“[M]ost arrested in protests aren’t leftist radicals,” headlined an Associated Press analysis published Oct. 20. Of those arrested this summer during the nation’s largest outbreak of riots in 30 years, “Very few of those charged appear to be affiliated with highly organized extremist groups, and many are young suburban adults from the very neighborhoods Trump vows to protect from the violence in his reelection push to win support from the suburbs,” the article’s second paragraph says.
They've been portrayed by the president as violent left-wing radicals and used to scare suburban voters. But an @AP review found most of those arrested in U.S. protests look like regular citizens caught up in the moment — many are young suburban adults. https://t.co/TP3LyuFLme
— The Associated Press (@AP) October 20, 2020
These nice young people throwing Molotov cocktails and setting police cars on fire are basically the kids next door, the article implies. It is clear from the article’s framing the AP intends it to be another entry into the “move along, nothing to see here” genre employed against facts that make the left look bad and are impossible to ignore. In reality, however, the article makes things look even worse than the reality it is meant to counter.

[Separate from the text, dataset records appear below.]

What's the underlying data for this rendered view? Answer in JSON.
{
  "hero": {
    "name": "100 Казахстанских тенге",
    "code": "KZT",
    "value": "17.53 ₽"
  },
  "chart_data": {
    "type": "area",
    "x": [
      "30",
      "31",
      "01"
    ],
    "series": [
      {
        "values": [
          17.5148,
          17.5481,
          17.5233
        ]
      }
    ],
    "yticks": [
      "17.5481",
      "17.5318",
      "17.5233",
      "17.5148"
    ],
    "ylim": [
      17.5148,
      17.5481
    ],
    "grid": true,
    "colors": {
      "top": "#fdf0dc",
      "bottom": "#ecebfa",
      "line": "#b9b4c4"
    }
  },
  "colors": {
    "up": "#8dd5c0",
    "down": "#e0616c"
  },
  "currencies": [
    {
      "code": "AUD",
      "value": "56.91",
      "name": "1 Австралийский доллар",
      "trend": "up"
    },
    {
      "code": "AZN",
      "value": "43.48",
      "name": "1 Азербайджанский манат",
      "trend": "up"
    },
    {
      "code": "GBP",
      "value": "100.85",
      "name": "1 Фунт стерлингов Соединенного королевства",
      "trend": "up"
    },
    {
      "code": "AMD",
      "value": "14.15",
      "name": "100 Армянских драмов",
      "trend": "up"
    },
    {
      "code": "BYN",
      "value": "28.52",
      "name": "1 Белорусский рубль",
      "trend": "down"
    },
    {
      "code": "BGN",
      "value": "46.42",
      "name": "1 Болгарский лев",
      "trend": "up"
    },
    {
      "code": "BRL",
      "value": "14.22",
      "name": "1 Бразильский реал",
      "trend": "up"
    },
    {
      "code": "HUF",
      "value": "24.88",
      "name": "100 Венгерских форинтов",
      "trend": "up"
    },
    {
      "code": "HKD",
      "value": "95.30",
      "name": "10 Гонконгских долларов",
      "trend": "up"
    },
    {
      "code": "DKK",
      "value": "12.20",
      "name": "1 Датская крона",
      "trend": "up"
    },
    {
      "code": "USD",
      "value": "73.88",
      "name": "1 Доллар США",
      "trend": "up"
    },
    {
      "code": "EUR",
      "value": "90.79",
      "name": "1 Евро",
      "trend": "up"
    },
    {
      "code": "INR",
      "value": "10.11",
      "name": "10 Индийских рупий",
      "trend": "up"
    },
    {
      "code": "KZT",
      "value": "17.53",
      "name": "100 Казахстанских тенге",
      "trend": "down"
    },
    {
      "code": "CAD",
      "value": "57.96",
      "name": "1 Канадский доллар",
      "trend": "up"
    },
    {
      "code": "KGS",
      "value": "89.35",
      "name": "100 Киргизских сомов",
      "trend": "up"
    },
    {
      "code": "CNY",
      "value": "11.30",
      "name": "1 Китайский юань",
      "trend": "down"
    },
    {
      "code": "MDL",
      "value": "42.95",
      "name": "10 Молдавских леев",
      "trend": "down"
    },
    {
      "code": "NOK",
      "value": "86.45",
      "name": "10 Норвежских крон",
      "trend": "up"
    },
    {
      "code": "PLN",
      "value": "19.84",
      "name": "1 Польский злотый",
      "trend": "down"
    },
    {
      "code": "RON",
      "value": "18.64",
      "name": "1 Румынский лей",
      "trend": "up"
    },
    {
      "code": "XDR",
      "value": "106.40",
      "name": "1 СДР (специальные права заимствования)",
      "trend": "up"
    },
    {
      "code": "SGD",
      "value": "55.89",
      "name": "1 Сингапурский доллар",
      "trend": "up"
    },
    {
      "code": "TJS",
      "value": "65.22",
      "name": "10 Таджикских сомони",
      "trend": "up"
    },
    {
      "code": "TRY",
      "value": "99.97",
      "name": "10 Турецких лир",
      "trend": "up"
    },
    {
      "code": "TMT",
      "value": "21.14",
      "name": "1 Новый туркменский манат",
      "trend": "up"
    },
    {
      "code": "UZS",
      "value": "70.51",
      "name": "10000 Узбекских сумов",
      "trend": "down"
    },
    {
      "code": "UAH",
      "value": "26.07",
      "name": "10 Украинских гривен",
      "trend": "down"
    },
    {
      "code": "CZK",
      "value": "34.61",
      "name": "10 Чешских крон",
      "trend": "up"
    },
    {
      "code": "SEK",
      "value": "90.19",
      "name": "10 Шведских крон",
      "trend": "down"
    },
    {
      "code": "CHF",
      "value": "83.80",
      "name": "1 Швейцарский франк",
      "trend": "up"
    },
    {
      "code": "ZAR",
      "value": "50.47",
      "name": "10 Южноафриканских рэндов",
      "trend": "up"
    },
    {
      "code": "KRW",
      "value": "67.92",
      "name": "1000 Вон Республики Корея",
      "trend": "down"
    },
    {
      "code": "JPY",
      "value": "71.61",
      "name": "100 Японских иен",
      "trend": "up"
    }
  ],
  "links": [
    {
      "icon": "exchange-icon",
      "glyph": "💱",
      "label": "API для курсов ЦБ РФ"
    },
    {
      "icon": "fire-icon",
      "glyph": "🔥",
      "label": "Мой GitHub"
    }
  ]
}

The AP doesn’t show or explain how it came to the conclusion that most of the 286 people being federally prosecuted for crimes in connection with this summer’s Black Lives Matter riots are the young, suburban, “not leftist radicals” its article claims. If this is true, however, it suggests violence has become uncomfortably normalized among those who identify on the political left.
If the AP characterization is accurate, tolerance for violence in the service of political ends is not just concentrated in fringe outliers like Antifa cells. It is attracting middle-class people who grew up in comfortable suburbia. People whose parents are aware that their children are politically intoxicated to the point of arson and still bail them out of jail and hire them lawyers. This is not comforting at all.